For inactive accounts or people you’ve not spoken to in a while:

“I’m not interested”

Response one:

“That’s fine _________, and I’m simply calling to update your account information for our records. Quick question: Are you still the right contact person who handles ordering the ________ for your company?”

Response two:

“Oh that’s O.K., I’m not calling to sell you anything today. Just want to make sure you still know we’re here in case you do need something down the road. By the way, do you guys still carry/use/order ________?”

Response three:

“I get that all the time, and just know that the only reason I’m calling is to introduce myself as your contact should you ever need to check pricing or availability on an item. Quick question: are you the right contact for _________?”

Response four:

“No problem _________. I’ll simply email you my contact information in case you ever do need anything, and then I’ll get out of your hair. By the way, would you be the best person to email this to, or is there someone else who is handling ________ now?”

Response five:

“That’s no problem at all – quick question: is it that you don’t need anything just now, or do you even order/carry/use ________ anymore at all?”

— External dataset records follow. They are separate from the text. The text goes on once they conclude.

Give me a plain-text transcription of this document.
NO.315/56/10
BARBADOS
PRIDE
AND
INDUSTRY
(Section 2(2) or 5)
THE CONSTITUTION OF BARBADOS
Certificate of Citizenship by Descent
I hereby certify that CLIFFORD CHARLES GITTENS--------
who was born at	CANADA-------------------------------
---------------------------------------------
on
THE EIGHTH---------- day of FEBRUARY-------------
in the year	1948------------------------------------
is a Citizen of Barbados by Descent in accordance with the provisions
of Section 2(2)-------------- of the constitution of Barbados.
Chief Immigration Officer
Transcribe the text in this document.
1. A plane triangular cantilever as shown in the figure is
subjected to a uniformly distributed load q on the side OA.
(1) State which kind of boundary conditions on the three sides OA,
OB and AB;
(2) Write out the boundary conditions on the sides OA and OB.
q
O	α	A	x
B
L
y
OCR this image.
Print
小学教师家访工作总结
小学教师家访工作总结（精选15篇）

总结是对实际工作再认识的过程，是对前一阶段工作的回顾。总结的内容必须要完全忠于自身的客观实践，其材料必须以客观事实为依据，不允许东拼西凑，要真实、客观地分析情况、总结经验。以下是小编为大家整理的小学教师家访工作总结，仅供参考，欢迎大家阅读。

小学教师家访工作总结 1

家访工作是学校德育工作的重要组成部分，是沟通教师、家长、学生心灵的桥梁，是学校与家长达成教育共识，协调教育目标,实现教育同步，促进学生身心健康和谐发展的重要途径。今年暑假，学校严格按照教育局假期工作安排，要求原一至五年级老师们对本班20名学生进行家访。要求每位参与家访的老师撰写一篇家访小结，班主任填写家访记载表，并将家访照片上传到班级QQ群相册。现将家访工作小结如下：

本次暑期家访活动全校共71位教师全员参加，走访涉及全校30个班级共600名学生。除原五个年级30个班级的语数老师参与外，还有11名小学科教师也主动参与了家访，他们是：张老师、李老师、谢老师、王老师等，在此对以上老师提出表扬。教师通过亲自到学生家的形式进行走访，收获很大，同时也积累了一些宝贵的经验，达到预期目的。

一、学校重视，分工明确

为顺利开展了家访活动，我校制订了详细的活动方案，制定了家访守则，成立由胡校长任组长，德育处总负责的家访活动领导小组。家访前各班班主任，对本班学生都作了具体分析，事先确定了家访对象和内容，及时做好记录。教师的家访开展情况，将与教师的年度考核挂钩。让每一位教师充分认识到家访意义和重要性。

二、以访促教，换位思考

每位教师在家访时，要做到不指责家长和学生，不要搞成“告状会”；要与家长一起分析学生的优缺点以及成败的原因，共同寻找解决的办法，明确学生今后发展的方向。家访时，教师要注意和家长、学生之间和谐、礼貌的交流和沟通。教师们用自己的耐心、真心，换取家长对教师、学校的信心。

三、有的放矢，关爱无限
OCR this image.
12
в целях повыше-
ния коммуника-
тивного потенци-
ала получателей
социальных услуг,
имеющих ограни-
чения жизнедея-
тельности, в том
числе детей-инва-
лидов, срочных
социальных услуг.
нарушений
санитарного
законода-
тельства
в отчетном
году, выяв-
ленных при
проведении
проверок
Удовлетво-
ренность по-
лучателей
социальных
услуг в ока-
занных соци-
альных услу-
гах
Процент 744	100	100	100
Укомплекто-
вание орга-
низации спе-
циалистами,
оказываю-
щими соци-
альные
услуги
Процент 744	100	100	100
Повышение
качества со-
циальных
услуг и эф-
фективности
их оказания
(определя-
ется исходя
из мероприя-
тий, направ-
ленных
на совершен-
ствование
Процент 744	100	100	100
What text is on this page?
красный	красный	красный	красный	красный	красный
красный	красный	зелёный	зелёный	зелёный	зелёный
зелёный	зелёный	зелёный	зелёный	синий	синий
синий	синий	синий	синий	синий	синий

[“We do order, we just don’t need any now.”]

“Great. When you are in the market again, could I be one of the vendors/suppliers/sources you go to for a quote?”

For cold calling or prospecting calls:

“I’m not interested”

Response one:

“Quick question: Does that mean you’re not interested at this moment, but in a few months things could change, and I should keep in touch?”

Response two:

“Who else at your company do you think might have a need for something like this?”

Response three:

“I’m with you – quick question though: are you the right contact for this, or is there another department (or person) I should check with?”

Response four:

“When should I check back with you?”

[If given a date]

“Great. So I can be more prepared for that, quick question: are you the right contact for this?” (Then add other qualifying questions)

Response five:

“If you were to be interested, what is the typical (volume, amount, frequency, etc.) that you normally order/use/need?”

[If they tell you]

“And who do you normally get that from?”

Response six:

“When was the last time you were interested in something like this?”

Response seven:

“And what would have to change for you to be more open to something like this in the future?”

Response eight:

“Should I lose your number or put you on a 6-month follow up call?” (Say with a BIG smile!)

[If call back in 6 months]

“Great. What should I keep an eye out for in between then?”

Response nine:

“The next time you are interested in (your product), could I get back with you and see if we can help?”

[If yes]

“When should I follow back up with you?”

Response ten:

“Thanks for letting me know up front. If I were to get back with you in the future, what would I have to have to get you to be more open to something like this?

So there you have it. Eighteen more ways of handling the “I’m not interested” objection. Make sure to customize these to fit your product or service and to fit your personality. Once you find one that feels right, and that gets your prospects to open up, then stick with it and practice it over and over again. Remember: practice of the right responses will always make perfect.